ÚNICO. - De conformidad con lo razonado en nuestra anterior Sentencia Casacional ascendiendo el valor de la droga ocupada a 159,11 euros y habiéndose apreciado la cláusula atenuatoria del art. 368.2 CP , procede rebajar en un grado la pena de multa. Se estima adecuada la cuantía de ochenta euros, a la vista de los antecedentes obrantes en la causa; prácticamente la mínima cuantía posible.

FALLO

Reducimos la multa impuesta en la instancia al acusado Jose Augusto , a la suma de 80 euros, con un día de responsabilidad penal subsidiaria en caso de impago, DEJANDO SUSBSISTENTES los demás extremos del fallo, que aquí se dan por reproducidos.
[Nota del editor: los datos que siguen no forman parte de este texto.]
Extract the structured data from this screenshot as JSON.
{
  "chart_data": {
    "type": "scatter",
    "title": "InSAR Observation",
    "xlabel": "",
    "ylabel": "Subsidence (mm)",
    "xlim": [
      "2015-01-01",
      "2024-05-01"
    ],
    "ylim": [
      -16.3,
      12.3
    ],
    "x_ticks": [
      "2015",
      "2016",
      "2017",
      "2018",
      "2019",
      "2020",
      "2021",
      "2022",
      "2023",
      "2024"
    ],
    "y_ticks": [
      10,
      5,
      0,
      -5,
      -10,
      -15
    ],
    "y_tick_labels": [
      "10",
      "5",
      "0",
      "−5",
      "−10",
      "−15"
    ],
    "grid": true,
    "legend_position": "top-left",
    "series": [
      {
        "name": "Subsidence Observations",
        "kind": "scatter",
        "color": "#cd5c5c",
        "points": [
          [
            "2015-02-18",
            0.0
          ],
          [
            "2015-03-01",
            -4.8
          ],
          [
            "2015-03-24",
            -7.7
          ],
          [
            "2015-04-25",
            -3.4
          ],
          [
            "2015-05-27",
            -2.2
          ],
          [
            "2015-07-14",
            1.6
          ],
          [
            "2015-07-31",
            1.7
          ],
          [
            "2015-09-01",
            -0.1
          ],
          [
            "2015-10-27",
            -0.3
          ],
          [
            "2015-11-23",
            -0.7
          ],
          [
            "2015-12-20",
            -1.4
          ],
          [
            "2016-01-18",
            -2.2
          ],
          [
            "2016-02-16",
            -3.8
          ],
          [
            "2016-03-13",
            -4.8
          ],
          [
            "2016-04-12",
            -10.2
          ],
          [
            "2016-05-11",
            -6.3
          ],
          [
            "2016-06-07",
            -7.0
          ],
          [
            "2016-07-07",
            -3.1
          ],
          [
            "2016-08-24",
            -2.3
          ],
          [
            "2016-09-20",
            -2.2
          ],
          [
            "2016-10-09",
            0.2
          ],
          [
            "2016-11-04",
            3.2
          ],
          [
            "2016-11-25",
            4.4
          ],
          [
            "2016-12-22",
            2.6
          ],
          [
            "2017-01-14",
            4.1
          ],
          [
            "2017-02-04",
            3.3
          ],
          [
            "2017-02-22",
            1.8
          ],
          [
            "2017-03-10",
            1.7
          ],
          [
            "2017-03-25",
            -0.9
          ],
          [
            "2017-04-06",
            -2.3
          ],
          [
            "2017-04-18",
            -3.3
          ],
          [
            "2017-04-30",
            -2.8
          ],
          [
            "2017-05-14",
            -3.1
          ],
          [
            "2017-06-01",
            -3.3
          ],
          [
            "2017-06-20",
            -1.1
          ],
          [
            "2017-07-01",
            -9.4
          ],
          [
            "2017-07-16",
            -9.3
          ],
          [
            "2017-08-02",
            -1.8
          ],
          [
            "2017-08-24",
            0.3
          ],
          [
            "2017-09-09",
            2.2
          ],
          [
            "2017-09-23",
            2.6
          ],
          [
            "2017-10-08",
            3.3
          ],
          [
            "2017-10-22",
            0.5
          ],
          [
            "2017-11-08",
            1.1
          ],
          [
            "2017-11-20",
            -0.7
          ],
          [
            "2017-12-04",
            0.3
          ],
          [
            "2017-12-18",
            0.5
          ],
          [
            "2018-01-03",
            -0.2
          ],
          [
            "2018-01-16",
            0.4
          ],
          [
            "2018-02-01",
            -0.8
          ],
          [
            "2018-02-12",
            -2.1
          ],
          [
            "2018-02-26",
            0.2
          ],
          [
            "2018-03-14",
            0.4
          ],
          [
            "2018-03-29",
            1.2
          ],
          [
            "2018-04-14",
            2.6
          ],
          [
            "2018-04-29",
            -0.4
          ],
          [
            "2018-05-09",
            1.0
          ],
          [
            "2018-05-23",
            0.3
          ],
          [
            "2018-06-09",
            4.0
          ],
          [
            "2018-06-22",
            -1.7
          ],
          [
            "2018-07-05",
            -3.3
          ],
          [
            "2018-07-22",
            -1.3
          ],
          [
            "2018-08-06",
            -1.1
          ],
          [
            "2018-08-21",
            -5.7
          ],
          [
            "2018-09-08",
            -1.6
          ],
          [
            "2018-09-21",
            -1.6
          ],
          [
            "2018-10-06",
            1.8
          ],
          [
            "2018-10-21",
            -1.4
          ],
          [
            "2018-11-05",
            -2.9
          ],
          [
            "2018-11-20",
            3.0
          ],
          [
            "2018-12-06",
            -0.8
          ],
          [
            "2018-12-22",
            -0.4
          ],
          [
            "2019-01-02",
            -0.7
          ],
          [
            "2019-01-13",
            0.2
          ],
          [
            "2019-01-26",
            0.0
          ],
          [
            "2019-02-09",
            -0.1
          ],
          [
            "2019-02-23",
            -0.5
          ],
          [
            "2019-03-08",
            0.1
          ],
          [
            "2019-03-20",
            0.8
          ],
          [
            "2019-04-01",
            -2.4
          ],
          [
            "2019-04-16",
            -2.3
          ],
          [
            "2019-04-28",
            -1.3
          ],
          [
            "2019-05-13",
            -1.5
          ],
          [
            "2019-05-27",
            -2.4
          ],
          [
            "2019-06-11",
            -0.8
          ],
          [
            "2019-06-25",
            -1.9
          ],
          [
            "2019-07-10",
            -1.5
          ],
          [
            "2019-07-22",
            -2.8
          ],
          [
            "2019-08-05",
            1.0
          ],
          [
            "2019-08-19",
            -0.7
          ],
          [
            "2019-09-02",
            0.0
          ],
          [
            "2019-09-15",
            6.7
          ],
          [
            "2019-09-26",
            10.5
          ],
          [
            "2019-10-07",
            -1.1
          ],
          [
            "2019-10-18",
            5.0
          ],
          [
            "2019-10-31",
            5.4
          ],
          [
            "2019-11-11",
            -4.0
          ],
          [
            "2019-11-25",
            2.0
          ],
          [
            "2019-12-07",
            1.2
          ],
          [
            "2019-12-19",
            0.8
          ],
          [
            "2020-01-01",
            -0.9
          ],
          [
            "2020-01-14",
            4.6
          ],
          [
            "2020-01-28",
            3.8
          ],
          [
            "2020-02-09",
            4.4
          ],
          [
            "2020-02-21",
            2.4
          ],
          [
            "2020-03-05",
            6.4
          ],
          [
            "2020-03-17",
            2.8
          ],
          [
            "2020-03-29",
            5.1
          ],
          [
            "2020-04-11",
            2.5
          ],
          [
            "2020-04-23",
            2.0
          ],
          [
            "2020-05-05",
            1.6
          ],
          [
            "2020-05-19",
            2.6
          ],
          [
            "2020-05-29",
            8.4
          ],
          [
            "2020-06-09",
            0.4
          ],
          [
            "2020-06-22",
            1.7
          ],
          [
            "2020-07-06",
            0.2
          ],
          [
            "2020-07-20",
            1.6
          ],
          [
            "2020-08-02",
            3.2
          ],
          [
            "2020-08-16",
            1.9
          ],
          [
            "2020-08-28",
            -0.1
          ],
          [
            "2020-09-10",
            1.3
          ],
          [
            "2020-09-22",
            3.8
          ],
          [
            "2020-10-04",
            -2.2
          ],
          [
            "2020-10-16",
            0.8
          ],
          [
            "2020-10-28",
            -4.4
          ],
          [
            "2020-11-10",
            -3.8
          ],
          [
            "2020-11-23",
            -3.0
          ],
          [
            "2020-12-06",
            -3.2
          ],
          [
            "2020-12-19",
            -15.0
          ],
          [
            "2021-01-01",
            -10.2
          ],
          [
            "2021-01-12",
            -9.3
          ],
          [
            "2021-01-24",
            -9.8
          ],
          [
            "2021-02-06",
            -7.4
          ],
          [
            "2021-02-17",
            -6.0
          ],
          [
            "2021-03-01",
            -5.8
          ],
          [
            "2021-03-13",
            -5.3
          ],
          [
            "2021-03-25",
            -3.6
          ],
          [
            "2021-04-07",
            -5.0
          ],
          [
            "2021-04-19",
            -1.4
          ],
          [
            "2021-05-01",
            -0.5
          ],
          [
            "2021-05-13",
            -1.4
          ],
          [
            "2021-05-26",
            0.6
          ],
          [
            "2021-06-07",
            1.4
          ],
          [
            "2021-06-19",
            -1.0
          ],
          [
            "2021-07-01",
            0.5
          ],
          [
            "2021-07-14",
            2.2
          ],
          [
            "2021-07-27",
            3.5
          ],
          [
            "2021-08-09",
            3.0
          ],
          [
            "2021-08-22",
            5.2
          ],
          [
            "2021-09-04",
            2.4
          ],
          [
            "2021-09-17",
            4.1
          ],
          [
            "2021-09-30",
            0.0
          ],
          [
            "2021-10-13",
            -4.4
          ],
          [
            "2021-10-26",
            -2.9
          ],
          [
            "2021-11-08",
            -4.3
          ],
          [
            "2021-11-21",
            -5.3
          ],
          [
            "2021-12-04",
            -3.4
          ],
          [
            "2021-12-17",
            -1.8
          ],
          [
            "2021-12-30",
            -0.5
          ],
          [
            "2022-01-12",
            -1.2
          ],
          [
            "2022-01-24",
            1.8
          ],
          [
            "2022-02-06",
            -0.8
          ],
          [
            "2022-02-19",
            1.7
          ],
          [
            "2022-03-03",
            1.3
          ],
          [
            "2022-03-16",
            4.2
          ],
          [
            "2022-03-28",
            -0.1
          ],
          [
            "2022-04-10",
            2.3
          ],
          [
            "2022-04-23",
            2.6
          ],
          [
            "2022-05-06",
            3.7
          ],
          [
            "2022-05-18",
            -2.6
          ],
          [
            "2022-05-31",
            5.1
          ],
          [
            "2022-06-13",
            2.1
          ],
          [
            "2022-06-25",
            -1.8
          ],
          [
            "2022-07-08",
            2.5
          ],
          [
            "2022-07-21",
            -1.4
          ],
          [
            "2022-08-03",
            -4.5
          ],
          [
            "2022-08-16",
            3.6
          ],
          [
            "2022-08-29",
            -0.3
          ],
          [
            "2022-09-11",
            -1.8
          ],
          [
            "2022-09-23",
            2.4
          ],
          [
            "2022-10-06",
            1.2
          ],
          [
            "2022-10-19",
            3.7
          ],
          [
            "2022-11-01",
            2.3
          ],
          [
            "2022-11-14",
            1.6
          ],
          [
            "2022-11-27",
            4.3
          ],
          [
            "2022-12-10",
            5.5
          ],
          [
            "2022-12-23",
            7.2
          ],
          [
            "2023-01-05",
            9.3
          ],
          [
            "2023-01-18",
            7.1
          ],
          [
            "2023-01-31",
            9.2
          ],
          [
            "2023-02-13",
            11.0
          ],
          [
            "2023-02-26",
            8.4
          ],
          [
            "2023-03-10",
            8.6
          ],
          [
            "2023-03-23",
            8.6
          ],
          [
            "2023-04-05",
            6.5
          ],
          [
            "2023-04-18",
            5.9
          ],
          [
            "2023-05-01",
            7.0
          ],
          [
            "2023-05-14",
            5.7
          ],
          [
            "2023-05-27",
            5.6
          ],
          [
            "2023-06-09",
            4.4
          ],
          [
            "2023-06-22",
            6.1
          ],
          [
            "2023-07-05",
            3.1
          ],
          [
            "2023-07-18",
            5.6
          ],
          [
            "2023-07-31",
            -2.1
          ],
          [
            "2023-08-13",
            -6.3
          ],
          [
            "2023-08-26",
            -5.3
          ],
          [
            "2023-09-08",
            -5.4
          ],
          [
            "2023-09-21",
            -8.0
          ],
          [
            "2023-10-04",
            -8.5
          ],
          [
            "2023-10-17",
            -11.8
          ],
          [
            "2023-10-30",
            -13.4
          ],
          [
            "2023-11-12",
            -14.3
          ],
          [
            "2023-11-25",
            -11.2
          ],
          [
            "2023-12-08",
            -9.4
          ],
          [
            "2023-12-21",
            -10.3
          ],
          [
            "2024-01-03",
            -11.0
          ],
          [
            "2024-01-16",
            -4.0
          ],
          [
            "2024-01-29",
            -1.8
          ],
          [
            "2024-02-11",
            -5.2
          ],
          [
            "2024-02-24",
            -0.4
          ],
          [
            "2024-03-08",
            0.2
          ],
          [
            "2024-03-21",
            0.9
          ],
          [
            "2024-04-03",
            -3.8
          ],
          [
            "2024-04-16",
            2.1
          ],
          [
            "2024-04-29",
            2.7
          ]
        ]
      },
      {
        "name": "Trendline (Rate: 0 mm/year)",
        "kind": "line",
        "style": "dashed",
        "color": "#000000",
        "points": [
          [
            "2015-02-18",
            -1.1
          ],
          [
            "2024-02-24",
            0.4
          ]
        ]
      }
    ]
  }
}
Así por esta nuestra sentencia, que se publicará en la Colección Legislativa lo pronunciamos, mandamos y firmamos Andres Martinez Arrieta Jose Manuel Maza Martin Miguel Colmenero Menendez de Luarca Luciano Varela Castro Andres Palomo Del Arco

PUBLICACIÓN .- Leidas y publicadas han sido las anteriores sentencias por el Magistrado Ponente Excmo. Sr. D. Andres Palomo Del Arco, mientras se celebraba audiencia pública en el día de su fecha la Sala Segunda del Tribunal Supremo, de lo que como Secretario certifico.